Assailing the Impugned Judgment and Order dated 25-01-2022, an Appeal was filed before the Hon’ble Supreme Court of India. The Bench after taking into consideration the facts of the case and the arguments advanced by the parties to the dispute, observed that the Order of Detention was passed after almost seven months after the registration of the first FIR dated 15-10-2020 and about five months after the registration of the second FIR dated 17-12-2020. The Apex Court therefore observed:
“15 A mere apprehension of a breach of law and order is not sufficient to meet the standard of adversely affecting the “maintenance of public order”. In this case, the apprehension of a disturbance to public order owing to a crime that was reported over seven months prior to the detention order has no basis in fact. The apprehension of an adverse impact to public order is a mere surmise of the detaining authority, especially when there have been no reports of unrest since the detenu was released on bail on 8 January 2021 and detained with effect from 26 June 2021. The nature of the allegations against the detenu are grave.”
“The nature of the allegations against the detenu are grave. However, the personal liberty of an accused cannot be sacrificed on the altar of preventive detention merely because a person is implicated in a criminal proceeding. The powers of preventive detention are exceptional and even draconian. Tracing their origin to the colonial era, they have been continued with strict constitutional safeguards against abuse. Article 22 of the Constitution was specifically inserted and extensively debated in the Constituent Assembly to ensure that the exceptional powers of preventive detention do not devolve into a draconian and arbitrary exercise of state authority.”
The Apex Court also observed that in the last five years, it has quashed over five detention orders under the Act for incorrectly applying the standard for maintenance of public order and relying on stale materials while passing the orders of detention.

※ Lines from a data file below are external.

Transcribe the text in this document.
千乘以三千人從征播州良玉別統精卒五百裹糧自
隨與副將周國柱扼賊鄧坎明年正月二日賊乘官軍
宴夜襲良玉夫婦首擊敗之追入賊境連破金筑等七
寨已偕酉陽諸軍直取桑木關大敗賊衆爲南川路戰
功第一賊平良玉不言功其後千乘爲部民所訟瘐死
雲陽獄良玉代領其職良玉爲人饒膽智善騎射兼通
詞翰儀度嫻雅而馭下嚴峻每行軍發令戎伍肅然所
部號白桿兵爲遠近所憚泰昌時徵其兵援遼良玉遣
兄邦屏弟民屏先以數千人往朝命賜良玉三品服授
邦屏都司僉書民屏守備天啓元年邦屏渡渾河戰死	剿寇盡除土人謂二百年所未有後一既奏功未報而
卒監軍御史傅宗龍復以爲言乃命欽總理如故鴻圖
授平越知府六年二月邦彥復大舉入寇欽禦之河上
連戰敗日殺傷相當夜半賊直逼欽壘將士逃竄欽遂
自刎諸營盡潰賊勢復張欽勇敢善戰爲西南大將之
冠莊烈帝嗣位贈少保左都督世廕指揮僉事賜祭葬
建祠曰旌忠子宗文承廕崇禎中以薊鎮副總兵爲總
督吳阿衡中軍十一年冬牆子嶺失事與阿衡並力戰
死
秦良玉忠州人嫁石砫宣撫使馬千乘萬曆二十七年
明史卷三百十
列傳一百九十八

“At least ten detention orders under the Telangana Act of 1986 have been set aside by the High Court of Telangana in the last one year itself. These numbers evince a callous exercise of the exceptional power of preventive detention by the detaining authorities and the respondent-state. We direct the respondents to take stock of challenges to detention orders pending before the Advisory Board, High Court and Supreme Court and evaluate the fairness of the detention order against lawful standards.”
Thus, based on the aforesaid grounds, the Supreme Court while allowing the Appeal set aside the Impugned Judgment and Order of the High Court dated 25-01-2022 and quashed and set aside the Order of Detention dated 19-05-2021 passed by the Detaining Authority against the Accused.